The Federal Deposit Insurance Corp. has threatened to order the first regulatory shutdown of a California thrift and loan since 1996.
Privately held Pacific Thrift and Loan Co. in Woodland Hills faced a Dec. 31 deadline to "sell enough voting shares or obligations" to be adequately capitalized.
Attempts to learn whether Pacific had met the deadline were unsuccessful, but an FDIC spokesman said Wednesday that the corrective- action order had not been withdrawn.
Corrective-action orders are used to "resolve problems at the least possible long-term loss to the institution," said the FDIC spokesman, David Barr. But shutdown could be ordered within 90 days of the Dec. 31 deadline if Pacific failed to show significant improvement, he said.
Pacific could satisfy the order by selling equity, assets-which totaled $182 million on Sept. 30-or deposits. And to avoid being shut down, it could also sell itself.
The company did not return repeated telephone calls this week and last week. Mr. Barr said the FDIC could release more information only after taking further action.
The corrective-action order, issued in November but made public only late last month, forbade Pacific to lend until its capital had risen to acceptable levels. Its risk-based capital ratio on Sept. 30 was 4.79%; the FDIC minimum is 8%.
Pacific has been operating under a memorandum of understanding with the FDIC since last February. It lost $907,000 in the first nine months of 1998, after making $6.1 million in the comparable 1997 period.
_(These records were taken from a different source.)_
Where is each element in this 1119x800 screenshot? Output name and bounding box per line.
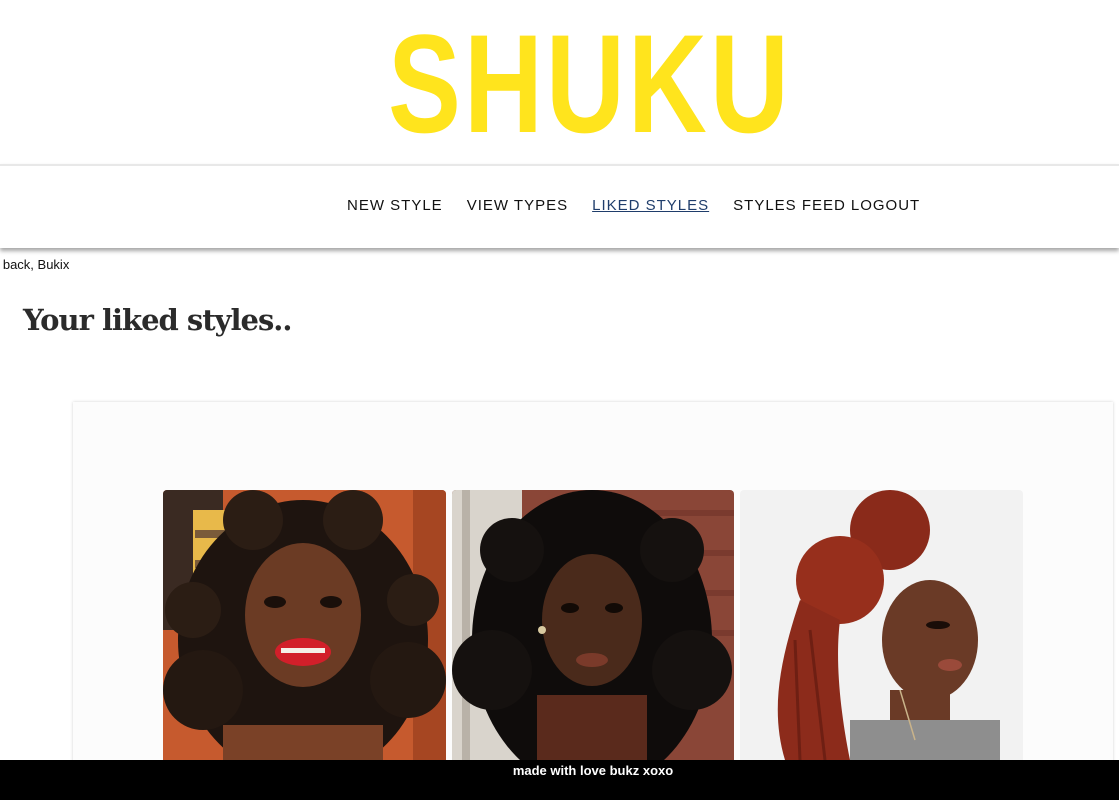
app-page: SHUKU NEW STYLE VIEW TYPES LIKED STYLES … [0, 0, 1119, 800]
nav-styles-feed[interactable]: STYLES FEED [733, 197, 846, 214]
main-nav: NEW STYLE VIEW TYPES LIKED STYLES STYLES… [0, 164, 1119, 248]
nav-pair: STYLES FEED LOGOUT [733, 197, 920, 214]
nav-new-style[interactable]: NEW STYLE [347, 197, 443, 214]
header: SHUKU [0, 0, 1119, 164]
red-braids-bun-portrait-photo [740, 490, 1023, 760]
footer-text: made with love bukz xoxo [512, 763, 674, 778]
nav-view-types[interactable]: VIEW TYPES [467, 197, 568, 214]
nav-logout[interactable]: LOGOUT [851, 197, 920, 214]
page-title: Your liked styles.. [23, 303, 292, 337]
curly-hair-portrait-photo [163, 490, 446, 760]
nav-liked-styles[interactable]: LIKED STYLES [592, 197, 709, 214]
footer: made with love bukz xoxo [0, 760, 1119, 800]
liked-style-card-1[interactable] [163, 490, 446, 760]
nav-links: NEW STYLE VIEW TYPES LIKED STYLES STYLES… [347, 197, 920, 214]
liked-style-card-3[interactable] [740, 490, 1023, 760]
long-curly-hair-portrait-photo [452, 490, 734, 760]
liked-style-card-2[interactable] [452, 490, 734, 760]
site-logo[interactable]: SHUKU [130, 14, 1050, 154]
welcome-message: e back, Bukix [0, 257, 70, 272]
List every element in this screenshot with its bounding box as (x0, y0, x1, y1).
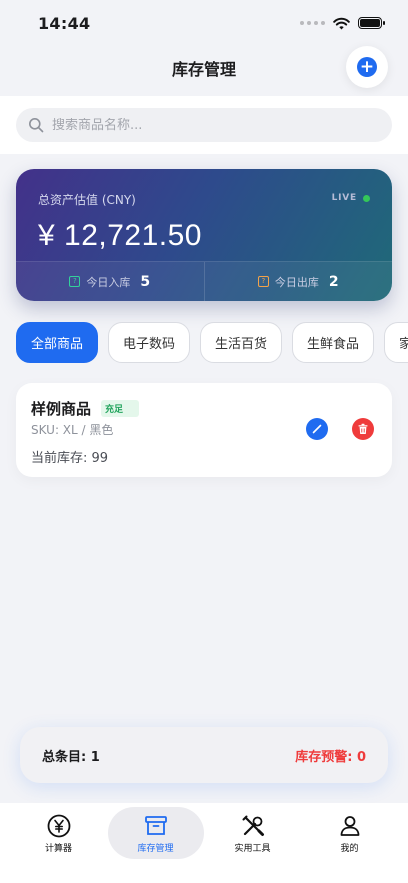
inbound-value: 5 (140, 273, 151, 290)
archive-box-icon (144, 815, 167, 835)
delete-product-button[interactable] (352, 418, 374, 440)
outbound-value: 2 (328, 273, 339, 290)
add-product-button[interactable]: + (346, 46, 388, 88)
tab-tools-label: 实用工具 (234, 843, 271, 854)
asset-label: 总资产估值 (CNY) (38, 193, 136, 207)
tools-icon (242, 815, 264, 836)
search-icon (29, 118, 44, 133)
pencil-icon (312, 424, 322, 434)
inventory-summary-bar: 总条目: 1 库存预警: 0 (20, 727, 388, 783)
stock-warning-count: 库存预警: 0 (295, 749, 366, 765)
tab-profile-label: 我的 (340, 843, 359, 854)
live-dot-icon (363, 194, 370, 202)
edit-product-button[interactable] (306, 418, 328, 440)
inbound-icon: ? (69, 276, 81, 287)
battery-icon (358, 17, 385, 29)
tab-calculator-label: 计算器 (44, 843, 72, 854)
person-icon (340, 815, 359, 836)
tab-inventory[interactable]: 库存管理 (107, 807, 204, 859)
status-bar: 14:44 (0, 0, 408, 46)
bottom-tab-bar: 计算器 库存管理 实用工具 我的 (0, 803, 408, 883)
category-chip-electronics[interactable]: 电子数码 (108, 322, 191, 363)
total-items: 总条目: 1 (42, 749, 100, 765)
search-input[interactable] (52, 117, 352, 133)
asset-value: ¥ 12,721.50 (38, 219, 202, 252)
product-card[interactable]: 样例商品 充足 SKU: XL / 黑色 当前库存: 99 (16, 383, 392, 477)
status-time: 14:44 (38, 13, 91, 33)
today-outbound-stat: ? 今日出库 2 (203, 262, 393, 301)
live-label: LIVE (331, 193, 357, 203)
tab-inventory-label: 库存管理 (137, 843, 174, 854)
yen-circle-icon (47, 814, 70, 837)
wifi-icon (333, 17, 350, 29)
today-inbound-stat: ? 今日入库 5 (16, 262, 204, 301)
search-box[interactable] (16, 108, 392, 142)
product-name: 样例商品 (31, 400, 92, 418)
category-chip-daily-goods[interactable]: 生活百货 (200, 322, 283, 363)
tab-profile[interactable]: 我的 (302, 807, 398, 859)
plus-icon: + (357, 57, 377, 77)
search-bar (0, 96, 408, 154)
category-chip-household[interactable]: 家用 (384, 322, 408, 363)
nav-bar: 库存管理 + (0, 46, 408, 90)
asset-valuation-card: 总资产估值 (CNY) LIVE ¥ 12,721.50 ? 今日入库 5 ? … (16, 169, 392, 301)
status-icons (300, 17, 385, 30)
category-filter: 全部商品 电子数码 生活百货 生鲜食品 家用 (16, 322, 408, 363)
tab-tools[interactable]: 实用工具 (205, 807, 301, 859)
asset-stats: ? 今日入库 5 ? 今日出库 2 (16, 261, 392, 301)
live-indicator: LIVE (332, 193, 370, 203)
category-chip-fresh-food[interactable]: 生鲜食品 (292, 322, 375, 363)
trash-icon (358, 423, 368, 434)
category-chip-all[interactable]: 全部商品 (16, 322, 99, 363)
outbound-icon: ? (257, 276, 269, 287)
product-sku: SKU: XL / 黑色 (31, 423, 114, 437)
stock-status-badge: 充足 (101, 400, 140, 417)
tab-calculator[interactable]: 计算器 (11, 807, 107, 859)
inbound-label: 今日入库 (86, 275, 131, 289)
outbound-label: 今日出库 (274, 275, 319, 289)
cellular-signal-icon (300, 21, 325, 25)
product-stock: 当前库存: 99 (31, 451, 109, 466)
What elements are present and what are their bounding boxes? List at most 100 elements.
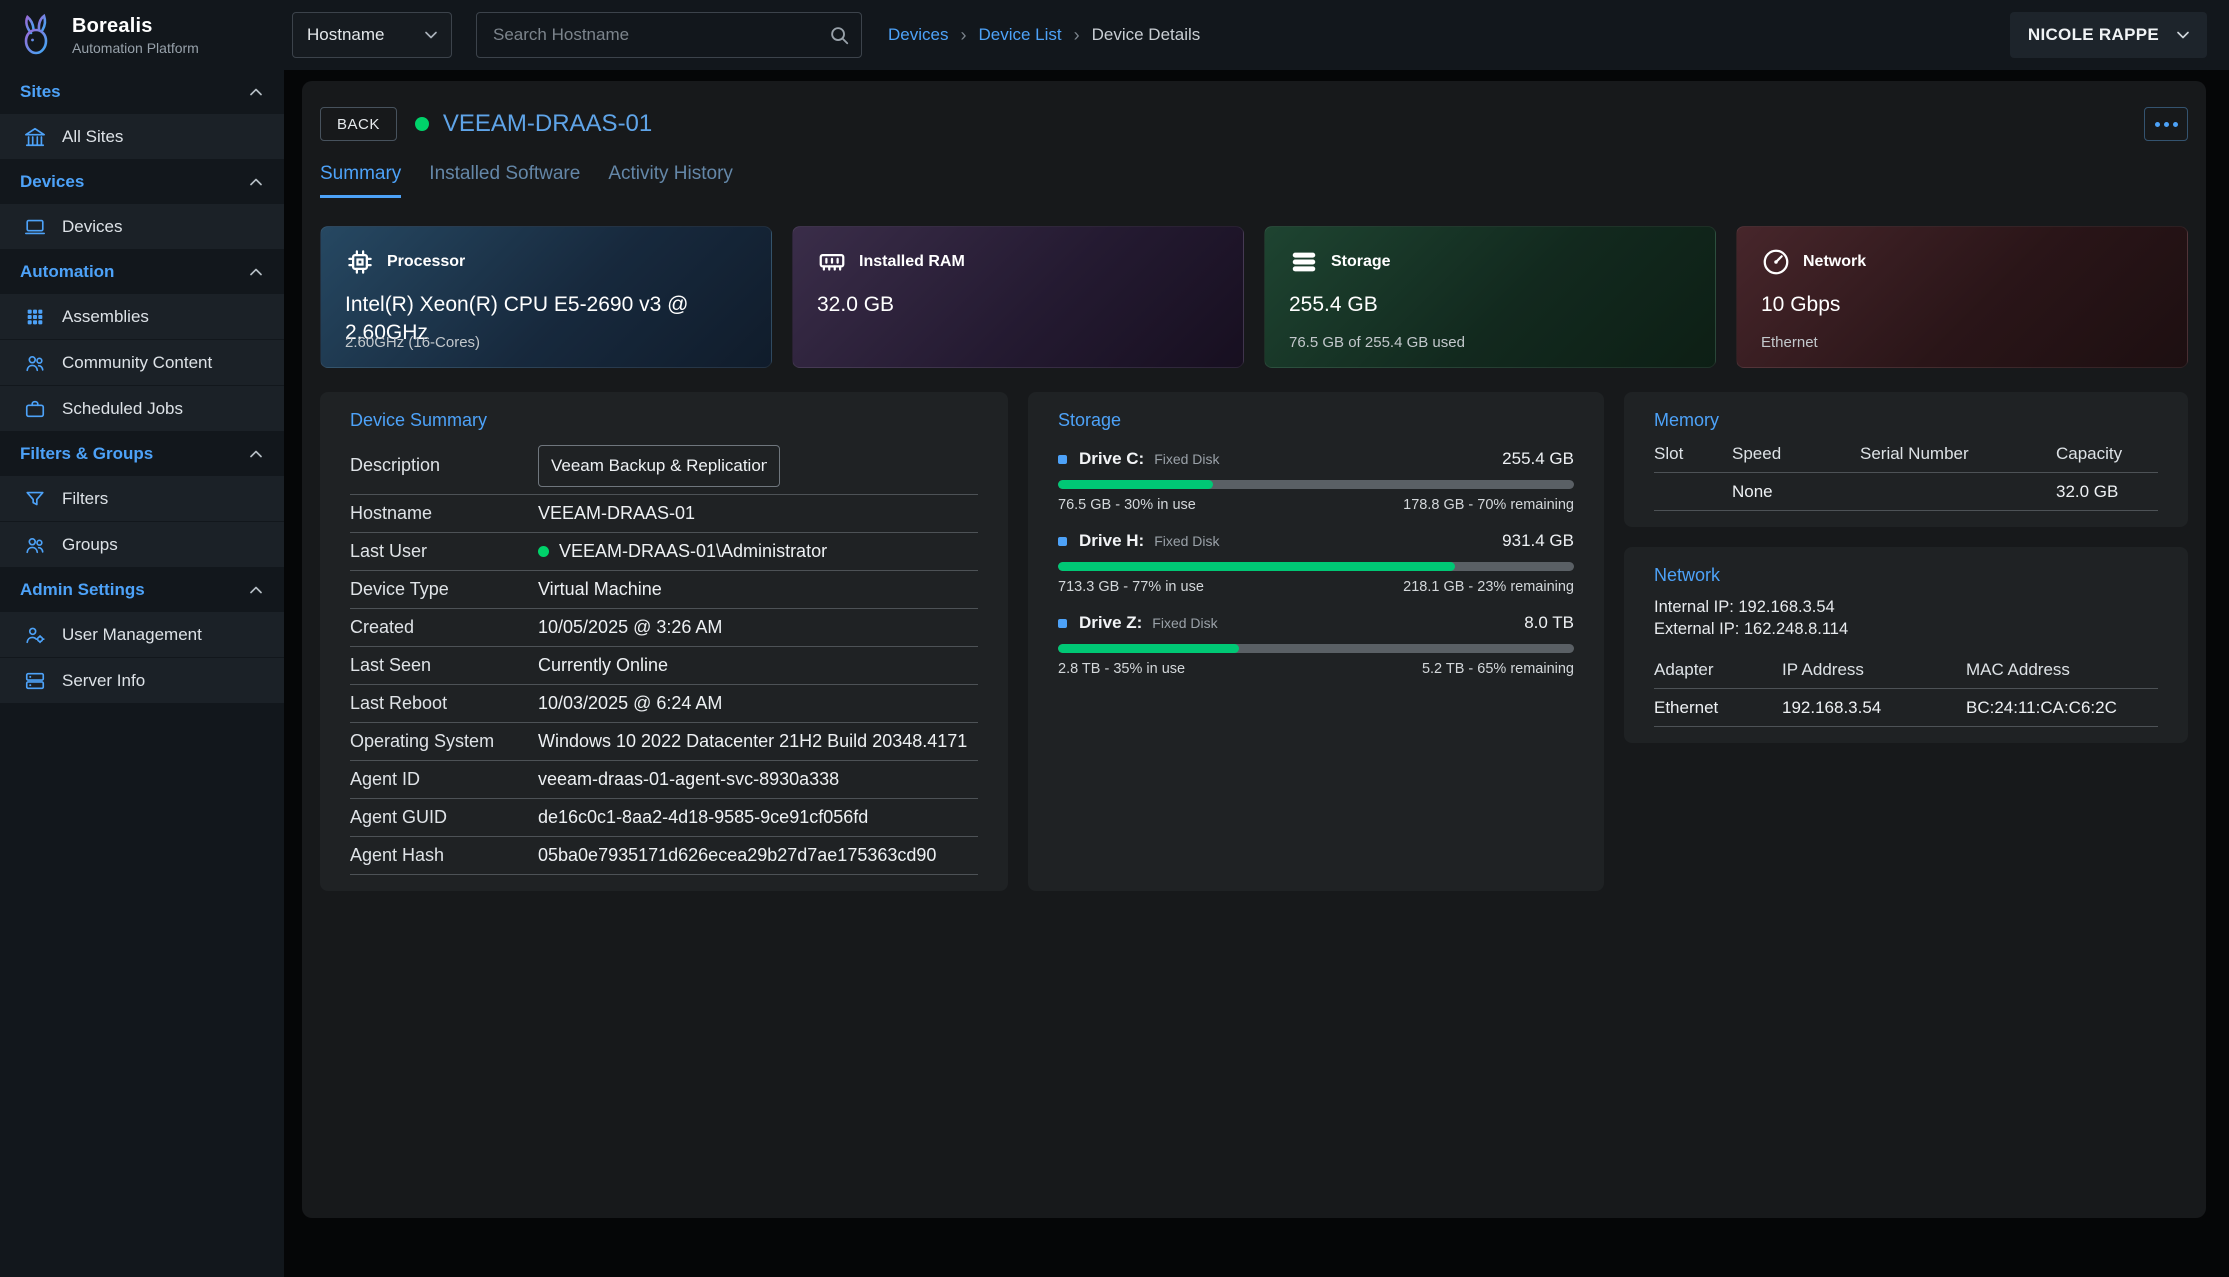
user-name: NICOLE RAPPE xyxy=(2028,25,2159,45)
sidebar-item-user-management[interactable]: User Management xyxy=(0,612,284,658)
table-header-row: Slot Speed Serial Number Capacity xyxy=(1654,435,2158,473)
sidebar-item-label: Assemblies xyxy=(62,307,149,327)
sidebar-section-devices[interactable]: Devices xyxy=(0,160,284,204)
stat-card-footer: 76.5 GB of 255.4 GB used xyxy=(1289,334,1465,351)
sidebar-item-all-sites[interactable]: All Sites xyxy=(0,114,284,160)
stat-card-label: Network xyxy=(1803,253,1866,271)
breadcrumb-link-device-list[interactable]: Device List xyxy=(978,25,1061,45)
external-ip: External IP: 162.248.8.114 xyxy=(1654,620,2158,639)
row-label: Hostname xyxy=(350,503,538,524)
stat-card-label: Processor xyxy=(387,253,465,271)
drive-size: 255.4 GB xyxy=(1502,449,1574,469)
sites-icon xyxy=(24,126,46,148)
panel-title: Storage xyxy=(1058,392,1574,431)
page-header: BACK VEEAM-DRAAS-01 xyxy=(320,107,2188,141)
row-label: Created xyxy=(350,617,538,638)
breadcrumb-current: Device Details xyxy=(1092,25,1201,45)
row-label: Description xyxy=(350,455,538,476)
sidebar-item-label: Groups xyxy=(62,535,118,555)
table-row: Device Type Virtual Machine xyxy=(350,571,978,609)
sidebar-item-label: User Management xyxy=(62,625,202,645)
tab-installed-software[interactable]: Installed Software xyxy=(429,163,580,198)
user-menu-button[interactable]: NICOLE RAPPE xyxy=(2010,12,2207,58)
table-row: None 32.0 GB xyxy=(1654,473,2158,511)
back-button[interactable]: BACK xyxy=(320,107,397,141)
chevron-up-icon xyxy=(246,172,266,192)
row-label: Agent Hash xyxy=(350,845,538,866)
drive-type: Fixed Disk xyxy=(1154,533,1219,549)
row-label: Agent GUID xyxy=(350,807,538,828)
sidebar-item-assemblies[interactable]: Assemblies xyxy=(0,294,284,340)
server-info-icon xyxy=(24,670,46,692)
tab-activity-history[interactable]: Activity History xyxy=(608,163,733,198)
breadcrumb-link-devices[interactable]: Devices xyxy=(888,25,948,45)
section-label: Devices xyxy=(20,172,84,192)
table-row: Operating System Windows 10 2022 Datacen… xyxy=(350,723,978,761)
drive-remaining: 5.2 TB - 65% remaining xyxy=(1422,661,1574,677)
stat-card-label: Installed RAM xyxy=(859,253,965,271)
description-input[interactable] xyxy=(538,445,780,487)
table-row: Last Seen Currently Online xyxy=(350,647,978,685)
row-value: Currently Online xyxy=(538,655,668,676)
sidebar-section-admin-settings[interactable]: Admin Settings xyxy=(0,568,284,612)
online-dot xyxy=(538,546,549,557)
more-options-button[interactable] xyxy=(2144,107,2188,141)
sidebar-item-groups[interactable]: Groups xyxy=(0,522,284,568)
search-input[interactable] xyxy=(476,12,862,58)
brand[interactable]: Borealis Automation Platform xyxy=(0,11,284,59)
stat-card-value: 32.0 GB xyxy=(817,291,1219,319)
sidebar-item-devices[interactable]: Devices xyxy=(0,204,284,250)
drive-icon xyxy=(1058,537,1067,546)
stat-card-label: Storage xyxy=(1331,253,1391,271)
chevron-down-icon xyxy=(2173,25,2193,45)
sidebar-item-community-content[interactable]: Community Content xyxy=(0,340,284,386)
memory-panel: Memory Slot Speed Serial Number Capacity… xyxy=(1624,392,2188,527)
stat-card-value: 10 Gbps xyxy=(1761,291,2163,319)
breadcrumb-separator: › xyxy=(1074,25,1080,46)
network-table: Adapter IP Address MAC Address Ethernet … xyxy=(1654,651,2158,727)
table-header-row: Adapter IP Address MAC Address xyxy=(1654,651,2158,689)
row-label: Last Reboot xyxy=(350,693,538,714)
drive-used: 713.3 GB - 77% in use xyxy=(1058,579,1204,595)
topbar: Borealis Automation Platform Hostname De… xyxy=(0,0,2229,70)
sidebar-item-label: All Sites xyxy=(62,127,123,147)
brand-name: Borealis xyxy=(72,15,199,38)
scheduled-jobs-icon xyxy=(24,398,46,420)
hostname-filter-select[interactable]: Hostname xyxy=(292,12,452,58)
stat-card-processor: Processor Intel(R) Xeon(R) CPU E5-2690 v… xyxy=(320,226,772,368)
stat-card-network: Network 10 Gbps Ethernet xyxy=(1736,226,2188,368)
sidebar-section-sites[interactable]: Sites xyxy=(0,70,284,114)
sidebar-item-filters[interactable]: Filters xyxy=(0,476,284,522)
sidebar-section-filters-groups[interactable]: Filters & Groups xyxy=(0,432,284,476)
table-row: Last User VEEAM-DRAAS-01\Administrator xyxy=(350,533,978,571)
groups-icon xyxy=(24,534,46,556)
table-row: Last Reboot 10/03/2025 @ 6:24 AM xyxy=(350,685,978,723)
row-value: VEEAM-DRAAS-01 xyxy=(538,503,695,524)
drive-usage-bar xyxy=(1058,644,1574,653)
right-column: Memory Slot Speed Serial Number Capacity… xyxy=(1624,392,2188,891)
tab-summary[interactable]: Summary xyxy=(320,163,401,198)
drive-name: Drive H: xyxy=(1079,531,1144,551)
device-online-dot xyxy=(415,117,429,131)
community-content-icon xyxy=(24,352,46,374)
sidebar-item-label: Scheduled Jobs xyxy=(62,399,183,419)
table-row: Ethernet 192.168.3.54 BC:24:11:CA:C6:2C xyxy=(1654,689,2158,727)
sidebar-item-server-info[interactable]: Server Info xyxy=(0,658,284,704)
chevron-up-icon xyxy=(246,82,266,102)
row-label: Device Type xyxy=(350,579,538,600)
stat-card-footer: 2.60GHz (16-Cores) xyxy=(345,334,480,351)
drive-usage-bar xyxy=(1058,480,1574,489)
drive-row: Drive C: Fixed Disk 255.4 GB 76.5 GB - 3… xyxy=(1058,449,1574,513)
row-label: Last User xyxy=(350,541,538,562)
stat-card-storage: Storage 255.4 GB 76.5 GB of 255.4 GB use… xyxy=(1264,226,1716,368)
more-options-icon xyxy=(2155,122,2160,127)
sidebar-item-scheduled-jobs[interactable]: Scheduled Jobs xyxy=(0,386,284,432)
stat-card-installed-ram: Installed RAM 32.0 GB xyxy=(792,226,1244,368)
storage-panel: Storage Drive C: Fixed Disk 255.4 GB 76.… xyxy=(1028,392,1604,891)
sidebar-item-label: Filters xyxy=(62,489,108,509)
search-icon xyxy=(828,24,850,46)
sidebar-section-automation[interactable]: Automation xyxy=(0,250,284,294)
sidebar-item-label: Server Info xyxy=(62,671,145,691)
panel-title: Device Summary xyxy=(350,392,978,431)
row-label: Operating System xyxy=(350,731,538,752)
Return on equity plunged from 56.85% at the end of 1997 to minus-6.39% in last year's third quarter, according to the FDIC.
Thrift and loan companies, unique to California, lend and take deposits but typically do not offer such other basic services as checking accounts or safe deposit boxes.
The FDIC has shut down eight of the institutions since 1992.
The last was Torrance-based Commonwealth Thrift and Loan.